« J’ai une tondeuse, une souffleuse, un aspirateur à feuilles et un garage pour ranger les outils dont je ne me sers pas. Parfois, à la fin de la journée, je m’ouvre une bière, je déplie une chaise, je regarde mon terrain, et je suis heureux. Le reste du temps, ma vie est comme celle du monde … plate. »
Il était une fois une famille d’aujourd’hui qui s’ennuie. Les parents et le fils. Ce dernier, geek à temps plein, affalé dans un fauteuil entouré des reliefs de chips et de soda, est content d’avoir les instruments lui permettant de faire de la musique, mais ça ne l’intéresse pas. Le père, André, est pleinement satisfait de son outillage de jardinage et de sa piscine « qu’on utilise une demie fois par année ». Danielle, sa femme, plutôt autoritaire, vit « au cas où ». L’ennui plombe ce foyer, dans lequel le choix d’une pâtisserie est vécu comme un acte héroïque. Le rythme journalier est dirigé par les émissions de télé, l’inconnu est craint et les individus ne communiquent pas. Jusqu’à ce qu’une invitation inattendue survienne et qu’un chien tente de traverser l’autoroute.
Sophie Bienvenu, romancière belge installée au Québec, propose son premier scénario de bande dessinée. Elle poursuit une œuvre sur son thème de prédilection : le couple. Comment il naît, s’installe, dépérît voire implose. Elle traque la mainmise du quotidien sur les êtres et des biens matériels sur les relations humaines. Elle illustre l’endormissement affectif et le repli sur soi. Elle dénonce le laisser-aller de chacune et de chacun, dans une perspective égalitariste et globale. Sur ce sujet, femmes et hommes, toutes et tous coupables. Son récit, mené avec rythme et rigueur, suscite d’emblée l’adhésion du lecteur et l’emmène dans une intrigue qui réserve son lot de surprises.
La Montréalaise Julie Rocheleau (La Colère de Fantômas, Laura Létourneau) met en image cette épopée domestique.

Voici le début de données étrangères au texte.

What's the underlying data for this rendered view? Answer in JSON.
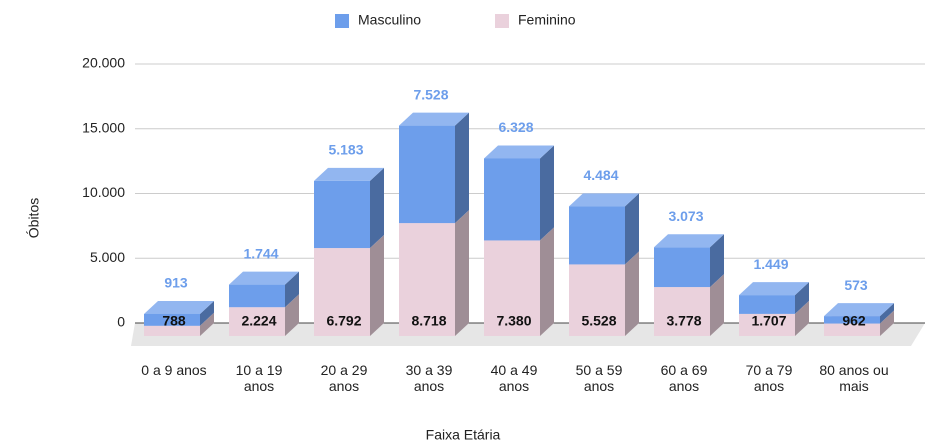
{
  "chart_data": {
    "type": "bar3d_stacked",
    "x_label": "Faixa Etária",
    "y_label": "Óbitos",
    "categories": [
      "0 a 9 anos",
      "10 a 19 anos",
      "20 a 29 anos",
      "30 a 39 anos",
      "40 a 49 anos",
      "50 a 59 anos",
      "60 a 69 anos",
      "70 a 79 anos",
      "80 anos ou mais"
    ],
    "series": [
      {
        "name": "Feminino",
        "color": "#ead1dc",
        "values": [
          788,
          2224,
          6792,
          8718,
          7380,
          5528,
          3778,
          1707,
          962
        ],
        "value_labels": [
          "788",
          "2.224",
          "6.792",
          "8.718",
          "7.380",
          "5.528",
          "3.778",
          "1.707",
          "962"
        ]
      },
      {
        "name": "Masculino",
        "color": "#6d9eeb",
        "values": [
          913,
          1744,
          5183,
          7528,
          6328,
          4484,
          3073,
          1449,
          573
        ],
        "value_labels": [
          "913",
          "1.744",
          "5.183",
          "7.528",
          "6.328",
          "4.484",
          "3.073",
          "1.449",
          "573"
        ]
      }
    ],
    "legend_order": [
      "Masculino",
      "Feminino"
    ],
    "legend": "top",
    "ylim": [
      0,
      20000
    ],
    "yticks": [
      0,
      {
        "value": 5000,
        "label": "5.000"
      },
      {
        "value": 10000,
        "label": "10.000"
      },
      {
        "value": 15000,
        "label": "15.000"
      },
      {
        "value": 20000,
        "label": "20.000"
      }
    ],
    "grid": true
  }
}
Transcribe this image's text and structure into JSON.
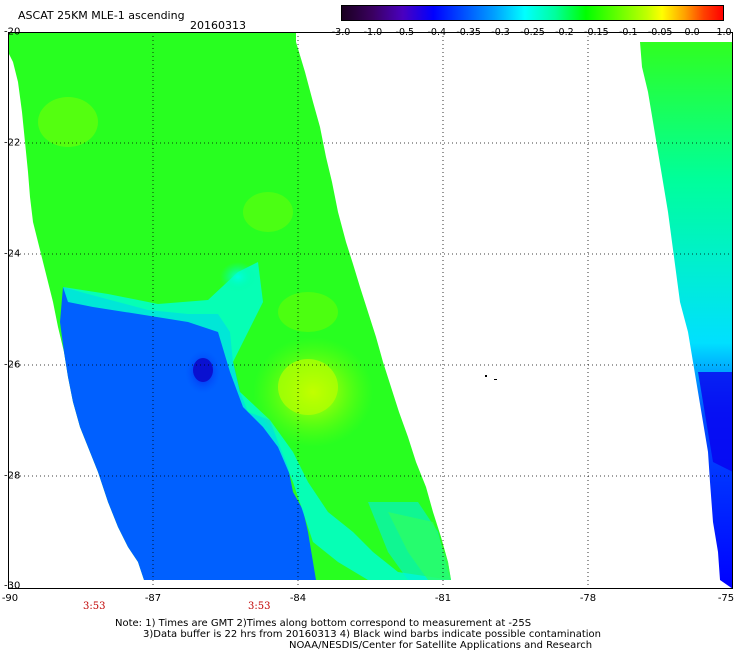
{
  "header": {
    "title": "ASCAT 25KM MLE-1 ascending",
    "date": "20160313"
  },
  "colorbar": {
    "labels": [
      "-3.0",
      "-1.0",
      "-0.5",
      "-0.4",
      "-0.35",
      "-0.3",
      "-0.25",
      "-0.2",
      "-0.15",
      "-0.1",
      "-0.05",
      "0.0",
      "1.0"
    ],
    "colors": [
      "#1a0020",
      "#3a0060",
      "#4a00c0",
      "#0000ff",
      "#0050ff",
      "#00a0ff",
      "#00ffff",
      "#00ff9c",
      "#00ff00",
      "#60ff00",
      "#c0ff00",
      "#ffff00",
      "#ffa000",
      "#ff4000",
      "#ff0000"
    ]
  },
  "axes": {
    "lat_labels": [
      "-20",
      "-22",
      "-24",
      "-26",
      "-28",
      "-30"
    ],
    "lon_labels": [
      "-90",
      "-87",
      "-84",
      "-81",
      "-78",
      "-75"
    ]
  },
  "times": [
    "3:53",
    "3:53"
  ],
  "notes": {
    "line1": "Note: 1) Times are GMT 2)Times along bottom correspond to measurement at -25S",
    "line2": "3)Data buffer is 22 hrs from 20160313 4) Black wind barbs indicate possible contamination",
    "line3": "NOAA/NESDIS/Center for Satellite Applications and Research"
  }
}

Son trait vif et expressif brosse des atmosphères parfois oppressantes et des visages souvent fermés. Il se concentre sur les personnages au détriment des décors, comme l’exige le sujet de l’album. Il est surtout l’objet de véritables trouvailles visuelles. Adoptant un éventail de couleurs restreint, la dessinatrice livre des cases percutantes, synthétisant visuellement la tension d’une situation ou le désespoir d’un personnage.
Traverser l’autoroute ne bouleverse pas un genre ni n’épuise un sujet sans cesse interrogé, mais comporte suffisamment de qualités narratives et picturales pour retenir l’attention.
C'est une règle essentielle : il ne faut jamais traverser une autoroute quand on est à pied. C'est mortel. Pour autant, cela ne va pas empêcher notre héros ,un père de famille déprimé par la routine, de le faire pour pouvoir sauver une pauvre bête. J'avoue ne pas avoir crû à cette énorme imprudence commise même si c'est pour la bonne cause.
La lecture s'est révélée parfois un peu pénible à cause des expressions québecoises qui ne sont pas vraiment comprises par les français de souche. Une traduction aurait été un minimum. Mais bon, on parle bien la même langue d'où une économie substantielle pour l'éditeur souhaitant garder un côté authentique même si le scénario n'est pas crédible.
Pour le reste, c'est une sorte de crise pour sortir de la banalité quotidienne. Un père va tout faire pour renouer le contact avec un fils adolescent qu'il a perdu de vue. C'est un conflit de génération. Fort heureusement, il y a des choses qui peuvent rapprocher comme un animal de compagnie.
C'est une lecture qui s'est révélée assez plaisante au final dans un style graphique semi-réaliste assez dynamique. C'est assez sympathique mais sans plus.